The European Union could impose a 'Made in Europe' rule for electric vehicle cars that requires at least 70 per cent of an EV's components to be produced in EU countries to stem the overwhelming competition arriving from China.
Manufacturers will need to meet these requirements in order to qualify for public subsidies, public procurement, and leasing schemes.
The Financial Times reports the EU Commission is drafting the rules to apply to all-electric, hybrid and hydrogen fuel cell vehicles.
The order will be part of the commission's Industrial Accelerator, which is due to be published in a matter of days (25 February).
The move would not only prevent Chinese car makers from benefitting from billions of pounds of European support but would also change supply chains across Europe.
And it might not only be applicable to electrified vehicles. The legislation will extend beyond the automotive sector to cover construction and the heavy industry as well.
What does the 70% benchmark entail?
The European association of automotive suppliers, CLEPA, has set the level, dubbed a 'Made in Europe' threshold that car makers will need to comply.
Brussels wants at least 70 per cent of non-battery components to be manufactured in the EU, measured by value.
Further to this, several key battery components will need to originate from the European Union too.
The 70 per cent threshold is currently listed in square brackets in the draft legislation, meaning it could be revised before coming into force.
Why the 70% level?
The European association of automotive suppliers, CLEPA, has advised the 70 per cent figure.

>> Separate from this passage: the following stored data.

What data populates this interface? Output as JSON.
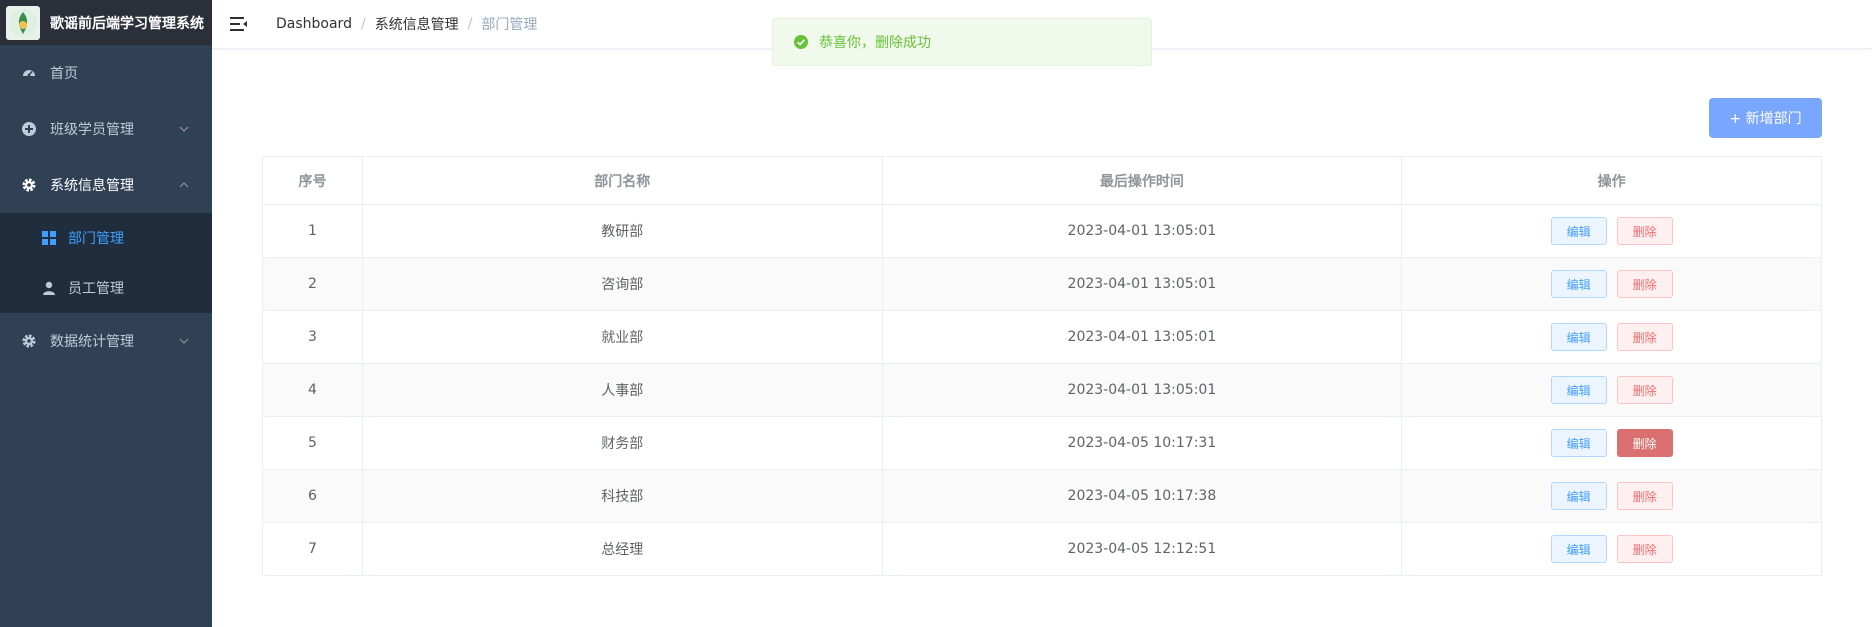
{
  "app": {
    "title": "歌谣前后端学习管理系统"
  },
  "sidebar": {
    "items": [
      {
        "label": "首页",
        "icon": "dashboard-icon"
      },
      {
        "label": "班级学员管理",
        "icon": "plus-circle-icon"
      },
      {
        "label": "系统信息管理",
        "icon": "gear-icon",
        "expanded": true,
        "children": [
          {
            "label": "部门管理",
            "icon": "grid-icon",
            "active": true
          },
          {
            "label": "员工管理",
            "icon": "user-icon"
          }
        ]
      },
      {
        "label": "数据统计管理",
        "icon": "gear-icon"
      }
    ]
  },
  "header": {
    "breadcrumb": [
      "Dashboard",
      "系统信息管理",
      "部门管理"
    ],
    "separator": "/"
  },
  "toast": {
    "message": "恭喜你，删除成功",
    "type": "success"
  },
  "toolbar": {
    "add_label": "+ 新增部门"
  },
  "table": {
    "columns": [
      "序号",
      "部门名称",
      "最后操作时间",
      "操作"
    ],
    "edit_label": "编辑",
    "delete_label": "删除",
    "rows": [
      {
        "seq": "1",
        "name": "教研部",
        "time": "2023-04-01 13:05:01"
      },
      {
        "seq": "2",
        "name": "咨询部",
        "time": "2023-04-01 13:05:01"
      },
      {
        "seq": "3",
        "name": "就业部",
        "time": "2023-04-01 13:05:01"
      },
      {
        "seq": "4",
        "name": "人事部",
        "time": "2023-04-01 13:05:01"
      },
      {
        "seq": "5",
        "name": "财务部",
        "time": "2023-04-05 10:17:31"
      },
      {
        "seq": "6",
        "name": "科技部",
        "time": "2023-04-05 10:17:38"
      },
      {
        "seq": "7",
        "name": "总经理",
        "time": "2023-04-05 12:12:51"
      }
    ]
  },
  "colors": {
    "sidebar_bg": "#304156",
    "submenu_bg": "#1f2d3d",
    "accent": "#409eff",
    "success": "#67c23a",
    "danger": "#f56c6c"
  }
}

The Made in Europe threshold represents 70 to 75 per cent of a vehicle's total component value.
Europe retains 85 to 90 per cent of the value of each combustion engine car produced and sold in the EU.
But this drops to 70 to 75 per cent for electric vehicles because batteries make up around 30 per cent of an EV's total value but are largely sourced and produced in China.
The United States-Mexico-Canada Agreement is similar as it sets regional value content rules for passenger cars and sub-thresholds for engine, transmission and battery critical components.
Are car makers pro or anti the Made in Europe rule?
Car makers are split on the proposed legislation, while clean tech sectors are generally supportive.
BMW - a regular top four European car producer and the car brand with the highest-volume vehicle plant in 2025 - has warned against the rules as they would bring additional layers of bureaucracy and unnecessary expense.
On the other hand, VW and Stellantis actively called for the 'made in Europe' legislation last month, to incentivise manufacturers to use local content in their vehicles.
Somewhere in between are car makers that wish for the Made in Europe content rule to be broadened out to include Turkey and the UK, and even trading partners including Japan, instead of just mainland Europe.
The threat of Chinese competition to European brands
Unless Europe acts soon it risks subsiding automotive manufacturing outside of the bloc.
Already, many European car makers use Chinese battery tech and materials in their new vehicles. Many are even owned by Chinese car giants or have cars manufactured there.
This is Money recently revealed 10 cars from European and US brands you might not know are made in China, highlighting how drivers think they're behind the wheel of a European car but in fact the car is made in the East Asian nation.
China's global automotive dominance is news no to no-one, with Chinese exports surging.
Chinese automakers built nearly one in 10 passenger cars sold in Europe in December, a record level which topped off a year of huge sales of Chinese hybrid and all-electric cars.
Bloomberg analysis found that Chinese brands accounted for 16 per cent of Europe’s electrified car market in December, and 11 per cent for all of 2025 - more than doubling from 2024.
Europe's automaking sector that provides more than seven per cent of the EU’s GDP and 6.1 per cent of jobs, according to McKinsey & Co.
Chinese car makers also outsold Korean rivals in western Europe for the first time in September of last year.
This is despite the EU's 17 to 38 per cent tariffs on new electric cars.